Dr. Brad Boyce to give talk at CHTM

November 12, 2018

Dr. Brad L. Boyce

Dr. Brad L. Boyce

Dr. Brad Boyce, CINT Scientist and Distinguished Member of the Technical Staff at Sandia National Laboratories will be giving a talk hosted by CHTM on Novmber 20th, 2018. 

Please join us at CHTM, room 101 on the 20th at 11am on his talk entitled, "Rare microstructural events limit the mechanical reliability of materials."

A copy of the flyer can be found here.

Abstract:

While the field of materials science has typically focused on improving the average properties of materials, it may be as important to control the rare microstructural features that govern the lower-bound properties necessary for reliability.  To illustrate this point, I will draw on four distinct examples.  The first example is in silicon microsystems where the failure-limiting flaws are sidewall cusps caused by etching and grain boundary grooves.   By developing high-throughput testing methods and 3-parameter Weibull analysis, it is possible to identify the worst-case threshold for strength-limiting flaws.  In the second example, the theme of high-throughput testing is transferred into the domain of metal additive manufacturing.  In metal structures produced by the laser powder bed fusion process, typical failures originate at lack-of-fusion porosity.  However, the worst-case flaws occur in the rare scenario when these pores link up, forming an interconnected network of pores that intersect the free surface.   As porosity is eliminated through process improvements, the failure of additive metal parts will eventually be limited by the underlying grain structure.  In the third example, I explore the critical grain boundary configurations that give rise to the onset of ductile rupture.  While many alloys nucleate voids at matrix-particle interfaces, particle-free ductile metals nucleate defects through a series of competing/collaborating dislocation-mediated mechanisms.  In the fourth example, nanocrystalline metals, which can possess strengths comparable to the strongest commercially available alloys, are shown to be limited in their fatigue resistance due to the onset of fatigue-induced grain growth.  This weakest-link failure event associated with abnormal grain growth only affects a miniscule fraction of grains, e.g. 1 in 109.  Through the use of in-situ fatigue studies using synchrotron diffraction and transmission electron microscopy we can find the ‘needle in the haystack’ and establish the critical conditions for grain growth.  Ultimately, by controlling this grain growth process we can produce nanocrystalline metals with superior mechanical reliability.

Biography:

Dr.

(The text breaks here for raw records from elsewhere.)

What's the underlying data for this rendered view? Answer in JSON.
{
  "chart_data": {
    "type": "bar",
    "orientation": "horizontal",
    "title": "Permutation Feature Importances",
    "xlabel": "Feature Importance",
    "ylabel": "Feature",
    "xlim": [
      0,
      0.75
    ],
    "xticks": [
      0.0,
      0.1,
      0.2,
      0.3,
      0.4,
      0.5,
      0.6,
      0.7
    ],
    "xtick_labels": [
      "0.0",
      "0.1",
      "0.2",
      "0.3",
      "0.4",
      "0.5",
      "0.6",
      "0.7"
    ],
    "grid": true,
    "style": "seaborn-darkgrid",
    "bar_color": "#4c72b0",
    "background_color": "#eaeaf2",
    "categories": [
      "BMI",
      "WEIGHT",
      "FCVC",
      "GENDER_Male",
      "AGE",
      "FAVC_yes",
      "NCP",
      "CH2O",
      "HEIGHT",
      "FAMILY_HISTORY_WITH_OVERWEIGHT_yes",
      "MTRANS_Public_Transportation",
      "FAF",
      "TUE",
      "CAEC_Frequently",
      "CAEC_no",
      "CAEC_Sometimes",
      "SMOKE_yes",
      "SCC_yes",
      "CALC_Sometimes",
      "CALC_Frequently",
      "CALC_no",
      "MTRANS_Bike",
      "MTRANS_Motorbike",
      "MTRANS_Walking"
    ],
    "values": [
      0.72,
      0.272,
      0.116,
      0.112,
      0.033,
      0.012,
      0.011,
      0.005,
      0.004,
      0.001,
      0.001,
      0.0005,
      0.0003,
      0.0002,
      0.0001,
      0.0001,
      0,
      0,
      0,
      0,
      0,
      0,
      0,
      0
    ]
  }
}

Boyce is a Distinguished Member of the Technical Staff at Sandia National Laboratories.  Dr. Boyce received the B.S. degree from Michigan Technological University in 1996 in Metallurgical Engineering and the M.S. and Ph.D. degrees in 1998 and 2001 from the University of California at Berkeley.  Dr. Boyce joined the technical staff at Sandia in 2001 where his research interests lie in micromechanisms of deformation and failure.  He was promoted to Principal Member of the Technical Staff in 2005, and received the Distinguished appointment in 2015.  In 2017, Dr. Boyce joined the Center for Integrated Nanotechnologies in the in-situ characterization and nanomechanics thrust.  He has published over 100 peer reviewed articles on topics such as microsystems reliability, nanoindentation, fracture in structural alloys, weld metallurgy, ocular tissue viscoelasticity, and fatigue mechanisms.  One effort, the Sandia Fracture Challenge, a blind round robin assessment of computational modeling predictions, has engaged over 50 institutions worldwide.  Building on this success, Dr. Boyce formed the Structural Reliability Partnership, now with ~$4M in annual leveraged funds from member institutions. Dr. Boyce is the Director of Programming for TMS, the Minerals Metals and Materials Society.  He also serves on Editorial Boards for Materials Research Letters, as well as Fatigue and Fracture of Engineering Materials and Structures.  He has served as a guest editor for Thin Solid Films, Experimental Mechanics, International Journal of Fatigue, and International Journal of Fracture.  Dr. Boyce is a past recipient of the Hertz Foundation fellowship, TMS Young Leader award, and ASM’s Marcus A. Grossman Young Author award. 

Acknowledgements:

Sandia National Laboratories is a multimission laboratory managed and operated by National Technology and Engineering Solutions of Sandia, LLC., a wholly owned subsidiary of Honeywell International, Inc., for the U.S. Department of Energy’s National Nuclear Security Administration under contract DE-NA-0003525.